Mary was from the line of Aaron according to the Ebionite story repeated in the Quran and according to the Gospel of Luke. Females could be married as young as the age of 3 according to the Talmud. According to the Quran 3:35-37 and to the P ofJ, Mary, as sister of Aaron was dedicated to temple service as a Nazarite, perhaps to protect her maiden status and to groom her to marry within her priestly caste. Dedication of females as temple Nazarites was not an uncommon practice in 1st Century Palestine. The temple accommodated female Nazarites in an area, the Court of Women, where post menopausal Nazarites cared for their prepubescent charges.
It was common practice in 1st Century Palestine that females of Levitical clans were destined as brides for fellow clansmen. A marriage outside the Levitical priestly caste for such a temple dedicated maid would have been seriously rejected by her clan who would have refused to acknowledge her husband and her children as ‘legitimate’ offspring. Add to this the claim that she had married outside her priestly caste because she was told by an angel that her son was the messiah, one can understand why her clan publicly humiliated her and her offspring. They simply didn’t believe her story, but they could not condemn her for her as an immoral woman either. It was a tradition and a recommendation that females of the priestly caste marry within their caste. It was not a law. (Their reaction to an unapproved marriage is not unusual even today.).
Although Mark does not give the specifics of the circumstances regarding Mary’s marriage to a Judean, the reaction of her community in this gospel is consistent with stories regarding the angel’s annunciation to Mary that she would be the mother of the messiah.

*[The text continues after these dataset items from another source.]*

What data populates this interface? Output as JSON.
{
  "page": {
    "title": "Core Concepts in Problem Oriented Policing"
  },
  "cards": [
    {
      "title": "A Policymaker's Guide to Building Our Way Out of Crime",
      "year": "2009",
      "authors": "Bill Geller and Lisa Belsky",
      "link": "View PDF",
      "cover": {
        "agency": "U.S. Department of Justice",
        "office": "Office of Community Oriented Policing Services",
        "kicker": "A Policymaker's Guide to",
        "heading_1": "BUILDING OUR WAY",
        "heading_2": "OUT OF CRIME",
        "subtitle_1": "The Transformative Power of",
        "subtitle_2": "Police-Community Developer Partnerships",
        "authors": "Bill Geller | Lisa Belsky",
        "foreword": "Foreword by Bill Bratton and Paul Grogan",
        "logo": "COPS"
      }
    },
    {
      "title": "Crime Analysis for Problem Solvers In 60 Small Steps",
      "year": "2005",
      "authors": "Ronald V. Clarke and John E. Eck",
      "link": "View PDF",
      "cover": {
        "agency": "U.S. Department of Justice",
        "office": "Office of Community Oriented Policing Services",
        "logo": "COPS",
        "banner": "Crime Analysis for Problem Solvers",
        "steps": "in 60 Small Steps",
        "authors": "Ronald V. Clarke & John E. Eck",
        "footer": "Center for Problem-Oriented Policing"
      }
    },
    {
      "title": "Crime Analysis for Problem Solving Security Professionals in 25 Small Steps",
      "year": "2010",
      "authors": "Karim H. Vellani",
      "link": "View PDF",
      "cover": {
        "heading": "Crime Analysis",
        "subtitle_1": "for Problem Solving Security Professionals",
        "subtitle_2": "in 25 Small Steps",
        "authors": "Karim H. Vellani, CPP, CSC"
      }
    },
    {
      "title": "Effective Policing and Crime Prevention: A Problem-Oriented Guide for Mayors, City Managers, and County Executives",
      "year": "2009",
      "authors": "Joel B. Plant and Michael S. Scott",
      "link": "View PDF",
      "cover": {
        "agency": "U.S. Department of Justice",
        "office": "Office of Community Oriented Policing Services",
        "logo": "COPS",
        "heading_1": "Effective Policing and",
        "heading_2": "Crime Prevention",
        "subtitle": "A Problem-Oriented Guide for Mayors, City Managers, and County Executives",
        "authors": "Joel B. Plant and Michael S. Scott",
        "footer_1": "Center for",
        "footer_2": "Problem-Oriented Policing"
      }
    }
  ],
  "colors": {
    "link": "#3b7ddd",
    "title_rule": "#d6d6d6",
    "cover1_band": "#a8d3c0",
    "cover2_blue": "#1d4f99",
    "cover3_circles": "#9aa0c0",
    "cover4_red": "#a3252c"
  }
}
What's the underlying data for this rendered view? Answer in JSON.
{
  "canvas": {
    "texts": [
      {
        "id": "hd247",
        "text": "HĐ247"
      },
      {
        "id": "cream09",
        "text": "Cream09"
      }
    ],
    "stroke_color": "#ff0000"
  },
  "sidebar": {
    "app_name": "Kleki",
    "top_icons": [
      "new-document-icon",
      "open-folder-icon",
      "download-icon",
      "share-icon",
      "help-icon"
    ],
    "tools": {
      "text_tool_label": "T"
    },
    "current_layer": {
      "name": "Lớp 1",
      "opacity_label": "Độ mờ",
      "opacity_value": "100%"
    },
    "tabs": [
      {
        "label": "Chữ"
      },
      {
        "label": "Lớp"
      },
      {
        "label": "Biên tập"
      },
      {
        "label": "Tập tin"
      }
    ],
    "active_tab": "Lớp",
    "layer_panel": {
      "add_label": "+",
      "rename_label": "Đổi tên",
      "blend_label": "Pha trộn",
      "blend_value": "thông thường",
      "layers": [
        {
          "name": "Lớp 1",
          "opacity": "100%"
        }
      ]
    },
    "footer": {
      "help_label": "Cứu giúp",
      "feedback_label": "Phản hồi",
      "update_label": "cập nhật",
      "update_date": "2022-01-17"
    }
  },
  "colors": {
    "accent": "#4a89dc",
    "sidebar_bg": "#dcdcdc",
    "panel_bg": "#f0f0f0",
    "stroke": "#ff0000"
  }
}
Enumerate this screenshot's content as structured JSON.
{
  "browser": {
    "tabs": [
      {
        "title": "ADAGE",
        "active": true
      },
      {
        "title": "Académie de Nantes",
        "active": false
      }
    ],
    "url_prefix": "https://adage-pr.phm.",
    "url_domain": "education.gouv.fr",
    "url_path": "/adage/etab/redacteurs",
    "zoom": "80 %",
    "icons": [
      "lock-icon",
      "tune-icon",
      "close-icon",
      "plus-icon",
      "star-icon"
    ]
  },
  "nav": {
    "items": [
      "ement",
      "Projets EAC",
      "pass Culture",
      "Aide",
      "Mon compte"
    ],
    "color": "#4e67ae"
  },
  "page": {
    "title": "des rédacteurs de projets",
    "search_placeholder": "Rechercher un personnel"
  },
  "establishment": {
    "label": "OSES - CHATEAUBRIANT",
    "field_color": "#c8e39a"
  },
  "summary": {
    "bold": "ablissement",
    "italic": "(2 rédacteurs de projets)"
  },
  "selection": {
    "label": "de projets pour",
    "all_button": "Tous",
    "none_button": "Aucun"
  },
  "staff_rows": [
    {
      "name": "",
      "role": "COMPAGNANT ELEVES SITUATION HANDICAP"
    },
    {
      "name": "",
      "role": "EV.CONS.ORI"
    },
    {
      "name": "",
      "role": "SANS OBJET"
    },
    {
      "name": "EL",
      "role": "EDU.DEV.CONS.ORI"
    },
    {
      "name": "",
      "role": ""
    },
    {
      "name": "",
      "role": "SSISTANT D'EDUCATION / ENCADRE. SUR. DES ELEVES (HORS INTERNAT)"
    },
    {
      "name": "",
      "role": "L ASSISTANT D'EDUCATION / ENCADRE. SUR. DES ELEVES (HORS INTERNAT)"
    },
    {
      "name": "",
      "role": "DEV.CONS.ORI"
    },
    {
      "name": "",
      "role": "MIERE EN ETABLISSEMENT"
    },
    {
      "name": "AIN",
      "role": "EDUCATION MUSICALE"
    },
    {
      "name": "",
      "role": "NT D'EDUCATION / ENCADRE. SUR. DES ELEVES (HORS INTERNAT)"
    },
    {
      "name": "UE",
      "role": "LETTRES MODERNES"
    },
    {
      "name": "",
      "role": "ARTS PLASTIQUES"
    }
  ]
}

The reference to Jesus as a carpenter (nagar in Hebrew and najar in Arabic) in Mark 6:3 is also a reference to Muhammad’s family ties to Medina. Muhammad’s great grandmother, Salma bint Amr, was from the Jewish clan of Banu Najjar meaning ‘the clan of the Carpenter.’ This clan was located in Medina and is listed under the Jewish clan of Banu Awf in the Constitution of Medina. She married Muhammad’s great grandfather, Amr Al Ula who changed his name to Hashim after he married Salma bint Amr. He is reported to have changed his name because Hashem was the Jewish name for God. Hashim was a Hanif. He and Salma were the parents Abd Al Muttalib whose birth name was Shayba al Hamd (the white streak of Praise) who, as the grandfather of Muhammd, named his grandson Muhammad meaning the ‘the Praised One’. Both Shayba and Muhammad were raised in Mecca. Muhammad was also a Hanif (monotheist). Salma bint Amr was a descendant of the Ebionites who fled the Roman Jewish wars and settled in the Arabian Peninsula. Her clan’s association with the Ebionites is retained in the name Najjar, the Carpenter, after Jesus association with that profession in Mark 6:3. This would certainly explain the Ebionite view of Jesus in the Quran. According to Wiki: “The 12th century Muslim historian Muhammad al-Shahrastani mentions Jews living in nearby Medina and Hejaz who accepted Jesus as a prophetic figure and followed traditional Judaism, rejecting mainstream Christian views.”